Jobs’s triumph was soon complete. A few weeks after winning his power struggle with Raskin to run the Mac division, he helped push out Mike Scott as Apple’s president. Scotty had become more and more erratic, alternately bullying and nurturing. He finally lost most of his support among the employees when he surprised them by imposing a round of layoffs that he handled with atypical ruthlessness. In addition, he had begun to suffer a variety of afflictions, ranging from eye infections to narcolepsy. When Scott was on vacation in Hawaii, Markkula called together the top managers to ask if he should be replaced. Most of them, including Jobs and John Couch, said yes. So Markkula took over as an interim and rather passive president, and Jobs found that he now had full rein to do what he wanted with the Mac division.

CHAPTER ELEVEN

THE REALITY DISTORTION FIELD

Playing by His Own Set of Rules

The original Mac team in 1984: George Crow, Joanna Hoffman, Burrell Smith, Andy Hertzfeld, Bill Atkinson, and Jerry Manock

When Andy Hertzfeld joined the Macintosh team, he got a briefing from Bud Tribble, the other software designer, about the huge amount of work that still needed to be done. Jobs wanted it finished by January 1982, less than a year away. “That’s crazy,” Hertzfeld said. “There’s no way.” Tribble said that Jobs would not accept any contrary facts. “The best way to describe the situation is a term from Star Trek,” Tribble explained. “Steve has a reality distortion field.” When Hertzfeld looked puzzled, Tribble elaborated. “In his presence, reality is malleable. He can convince anyone of practically anything. It wears off when he’s not around, but it makes it hard to have realistic schedules.”

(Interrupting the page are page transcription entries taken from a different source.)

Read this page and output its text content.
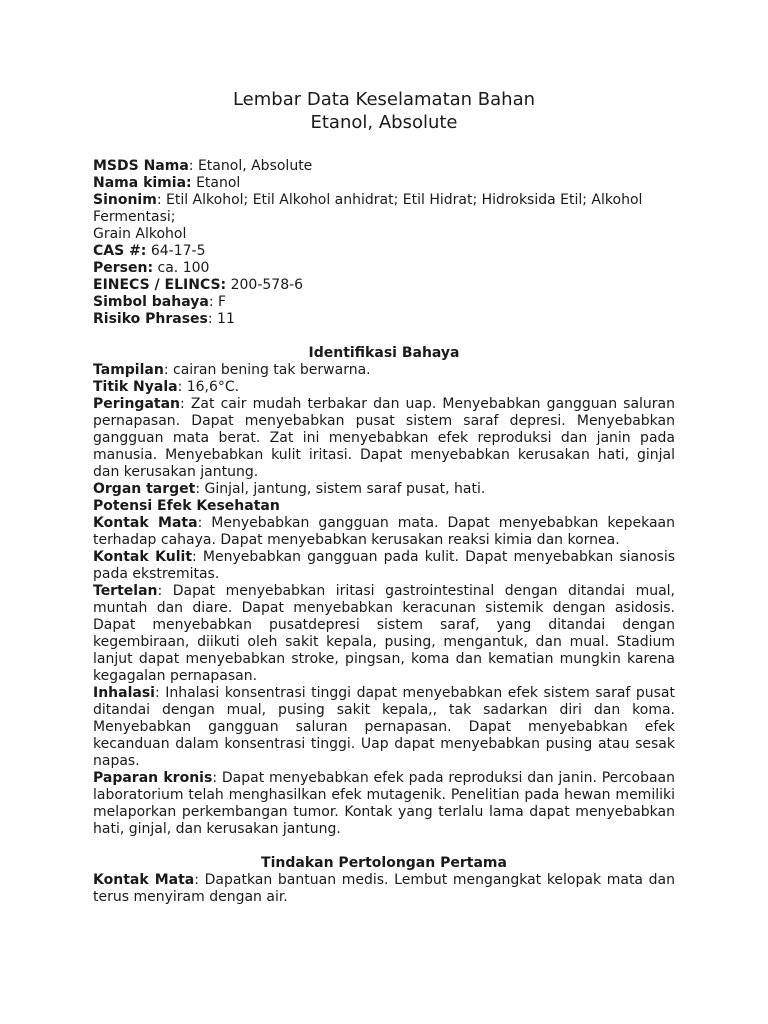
Lembar Data Keselamatan Bahan
Etanol, Absolute

MSDS Nama: Etanol, Absolute

Nama kimia: Etanol

Sinonim: Etil Alkohol; Etil Alkohol anhidrat; Etil Hidrat; Hidroksida Etil; Alkohol Fermentasi;

Grain Alkohol

CAS #: 64-17-5

Persen: ca. 100

EINECS / ELINCS: 200-578-6

Simbol bahaya: F

Risiko Phrases: 11

Identifikasi Bahaya

Tampilan: cairan bening tak berwarna.

Titik Nyala: 16,6°C.

Peringatan: Zat cair mudah terbakar dan uap. Menyebabkan gangguan saluran pernapasan. Dapat menyebabkan pusat sistem saraf depresi. Menyebabkan gangguan mata berat. Zat ini menyebabkan efek reproduksi dan janin pada manusia. Menyebabkan kulit iritasi. Dapat menyebabkan kerusakan hati, ginjal dan kerusakan jantung.

Organ target: Ginjal, jantung, sistem saraf pusat, hati.

Potensi Efek Kesehatan

Kontak Mata: Menyebabkan gangguan mata. Dapat menyebabkan kepekaan terhadap cahaya. Dapat menyebabkan kerusakan reaksi kimia dan kornea.

Kontak Kulit: Menyebabkan gangguan pada kulit. Dapat menyebabkan sianosis pada ekstremitas.

Tertelan: Dapat menyebabkan iritasi gastrointestinal dengan ditandai mual, muntah dan diare. Dapat menyebabkan keracunan sistemik dengan asidosis. Dapat menyebabkan pusatdepresi sistem saraf, yang ditandai dengan kegembiraan, diikuti oleh sakit kepala, pusing, mengantuk, dan mual. Stadium lanjut dapat menyebabkan stroke, pingsan, koma dan kematian mungkin karena kegagalan pernapasan.

Inhalasi: Inhalasi konsentrasi tinggi dapat menyebabkan efek sistem saraf pusat ditandai dengan mual, pusing sakit kepala,, tak sadarkan diri dan koma. Menyebabkan gangguan saluran pernapasan. Dapat menyebabkan efek kecanduan dalam konsentrasi tinggi. Uap dapat menyebabkan pusing atau sesak napas.

Paparan kronis: Dapat menyebabkan efek pada reproduksi dan janin. Percobaan laboratorium telah menghasilkan efek mutagenik. Penelitian pada hewan memiliki melaporkan perkembangan tumor. Kontak yang terlalu lama dapat menyebabkan hati, ginjal, dan kerusakan jantung.

Tindakan Pertolongan Pertama

Kontak Mata: Dapatkan bantuan medis. Lembut mengangkat kelopak mata dan terus menyiram dengan air.
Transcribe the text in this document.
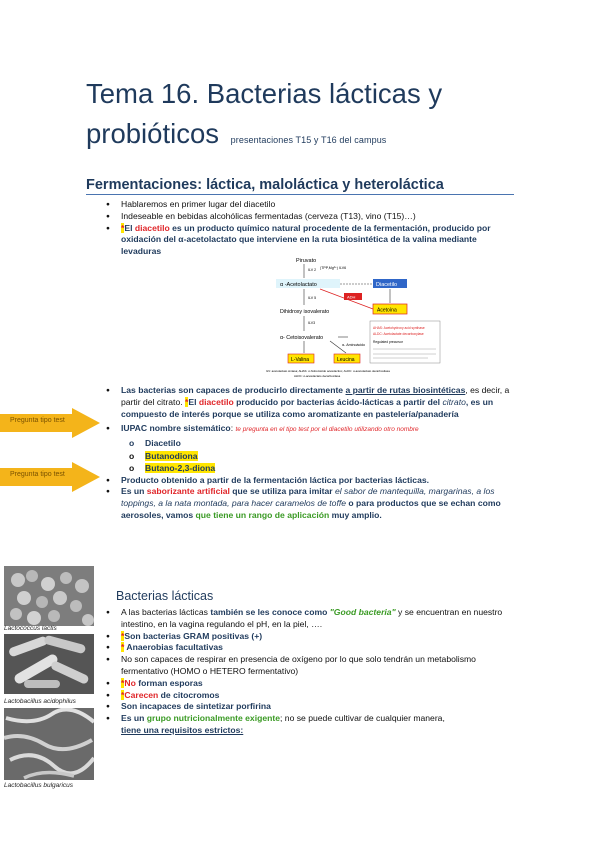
Tema 16. Bacterias lácticas y
probióticos presentaciones T15 y T16 del campus
Fermentaciones: láctica, maloláctica y heteroláctica
● Hablaremos en primer lugar del diacetilo
● Indeseable en bebidas alcohólicas fermentadas (cerveza (T13), vino (T15)…)
● *El diacetilo es un producto químico natural procedente de la fermentación, producido por oxidación del α-acetolactato que interviene en la ruta biosintética de la valina mediante levaduras
Piruvato
ILV 2 (TPP,Mg²⁺) ILV6
α -Acetolactato	Diacetilo
ILV 5	ADH
Acetoína
Dihidroxy isovalerato
ILV3
α- Cetoisovalerato
α- Aminoácido
L-Valina	Leucina
AHAS: Acetohydroxy acid synthase
ALDC: Acetolactate decarboxylase
Regulated precursor
ILV: acetolactato sintasa; AHAS: α-hidroxiácido acetolactico; ALDC: α-acetolactato decarboxilasa
ALDC: α-acetolactato decarboxilasa
Pregunta tipo test
Pregunta tipo test
● Las bacterias son capaces de producirlo directamente a partir de rutas biosintéticas, es decir, a partir del citrato. *El diacetilo producido por bacterias ácido-lácticas a partir del citrato, es un compuesto de interés porque se utiliza como aromatizante en pastelería/panadería
● IUPAC nombre sistemático: te pregunta en el tipo test por el diacetilo utilizando otro nombre
o Diacetilo
o Butanodiona
o Butano-2,3-diona
● Producto obtenido a partir de la fermentación láctica por bacterias lácticas.
● Es un saborizante artificial que se utiliza para imitar el sabor de mantequilla, margarinas, a los toppings, a la nata montada, para hacer caramelos de toffe o para productos que se echan como aerosoles, vamos que tiene un rango de aplicación muy amplio.
Bacterias lácticas
Lactococcus lactis
Lactobacillus acidophilus
Lactobacillus bulgaricus
● A las bacterias lácticas también se les conoce como "Good bacteria" y se encuentran en nuestro intestino, en la vagina regulando el pH, en la piel, ….
● *Son bacterias GRAM positivas (+)
● * Anaerobias facultativas
● No son capaces de respirar en presencia de oxígeno por lo que solo tendrán un metabolismo fermentativo (HOMO o HETERO fermentativo)
● *No forman esporas
● *Carecen de citocromos
● Son incapaces de sintetizar porfirina
● Es un grupo nutricionalmente exigente; no se puede cultivar de cualquier manera,
tiene una requisitos estrictos:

Tribble recalled that he adopted the phrase from the “Menagerie” episodes of Star Trek, “in which the aliens create their own new world through sheer mental force.” He meant the phrase to be a compliment as well as a caution: “It was dangerous to get caught in Steve’s distortion field, but it was what led him to actually be able to change reality.”

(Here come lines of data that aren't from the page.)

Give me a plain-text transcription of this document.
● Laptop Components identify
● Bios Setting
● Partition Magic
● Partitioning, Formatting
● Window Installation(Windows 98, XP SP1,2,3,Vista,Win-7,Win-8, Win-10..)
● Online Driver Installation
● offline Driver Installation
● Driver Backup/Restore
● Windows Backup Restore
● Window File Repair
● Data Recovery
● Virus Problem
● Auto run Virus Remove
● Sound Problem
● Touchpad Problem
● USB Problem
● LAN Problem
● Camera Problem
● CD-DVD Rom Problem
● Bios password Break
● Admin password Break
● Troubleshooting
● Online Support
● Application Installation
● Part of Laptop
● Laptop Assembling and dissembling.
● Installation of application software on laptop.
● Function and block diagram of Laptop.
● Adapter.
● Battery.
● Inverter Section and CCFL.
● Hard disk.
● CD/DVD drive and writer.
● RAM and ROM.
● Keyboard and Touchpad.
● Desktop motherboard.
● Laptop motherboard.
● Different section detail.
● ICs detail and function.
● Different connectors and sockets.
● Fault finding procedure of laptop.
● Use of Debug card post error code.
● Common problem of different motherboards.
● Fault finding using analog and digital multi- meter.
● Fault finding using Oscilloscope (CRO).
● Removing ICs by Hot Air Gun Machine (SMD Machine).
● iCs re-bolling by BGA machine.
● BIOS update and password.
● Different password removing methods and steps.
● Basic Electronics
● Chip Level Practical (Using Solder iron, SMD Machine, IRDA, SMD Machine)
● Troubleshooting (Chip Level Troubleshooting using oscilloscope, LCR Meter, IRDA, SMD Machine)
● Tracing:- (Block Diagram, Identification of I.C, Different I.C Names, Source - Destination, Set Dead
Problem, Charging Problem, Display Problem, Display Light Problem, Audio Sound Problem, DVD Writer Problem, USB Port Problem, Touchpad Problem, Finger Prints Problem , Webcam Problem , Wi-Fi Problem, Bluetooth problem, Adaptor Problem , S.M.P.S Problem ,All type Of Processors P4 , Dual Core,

At first Hertzfeld thought that Tribble was exaggerating, but after two weeks of working with Jobs, he became a keen observer of the phenomenon. “The reality distortion field was a confounding mélange of a charismatic rhetorical style, indomitable will, and eagerness to bend any fact to fit the purpose at hand,” he said.

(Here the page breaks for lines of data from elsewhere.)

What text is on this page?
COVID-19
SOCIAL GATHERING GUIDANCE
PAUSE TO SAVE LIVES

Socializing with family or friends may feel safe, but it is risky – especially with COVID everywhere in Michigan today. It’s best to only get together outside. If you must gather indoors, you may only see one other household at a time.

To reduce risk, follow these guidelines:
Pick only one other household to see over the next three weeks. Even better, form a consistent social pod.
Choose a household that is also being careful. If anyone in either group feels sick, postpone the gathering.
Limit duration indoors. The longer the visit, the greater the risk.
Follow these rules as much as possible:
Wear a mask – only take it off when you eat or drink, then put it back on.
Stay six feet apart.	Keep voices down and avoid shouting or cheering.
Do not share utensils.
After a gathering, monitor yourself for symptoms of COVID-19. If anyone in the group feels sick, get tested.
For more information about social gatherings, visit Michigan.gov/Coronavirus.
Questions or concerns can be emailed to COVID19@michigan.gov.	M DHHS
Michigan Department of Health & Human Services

There was little that could shield you from the force, Hertzfeld discovered. “Amazingly, the reality distortion field seemed to be effective even if you were acutely aware of it. We would often discuss potential techniques for grounding it, but after a while most of us gave up, accepting it as a force of nature.” After Jobs decreed that the sodas in the office refrigerator be replaced by Odwalla organic orange and carrot juices, someone on the team had T-shirts made. “Reality Distortion Field,” they said on the front, and on the back, “It’s in the juice!”

To some people, calling it a reality distortion field was just a clever way to say that Jobs tended to lie. But it was in fact a more complex form of dissembling. He would assert something—be it a fact about world history or a recounting of who suggested an idea at a meeting—without even considering the truth. It came from willfully defying reality, not only to others but to himself. “He can deceive himself,” said Bill Atkinson. “It allowed him to con people into believing his vision, because he has personally embraced and internalized it.”

A lot of people distort reality, of course. When Jobs did so, it was often a tactic for accomplishing something. Wozniak, who was as congenitally honest as Jobs was tactical, marveled at how effective it could be. “His reality distortion is when he has an illogical vision of the future, such as telling me that I could design the Breakout game in just a few days. You realize that it can’t be true, but he somehow makes it true.”

When members of the Mac team got ensnared in his reality distortion field, they were almost hypnotized. “He reminded me of Rasputin,” said Debi Coleman. “He laser-beamed in on you and didn’t blink. It didn’t matter if he was serving purple Kool-Aid. You drank it.” But like Wozniak, she believed that the reality distortion field was empowering: It enabled Jobs to inspire his team to change the course of computer history with a fraction of the resources of Xerox or IBM. “It was a self-fulfilling distortion,” she claimed. “You did the impossible, because you didn’t realize it was impossible.”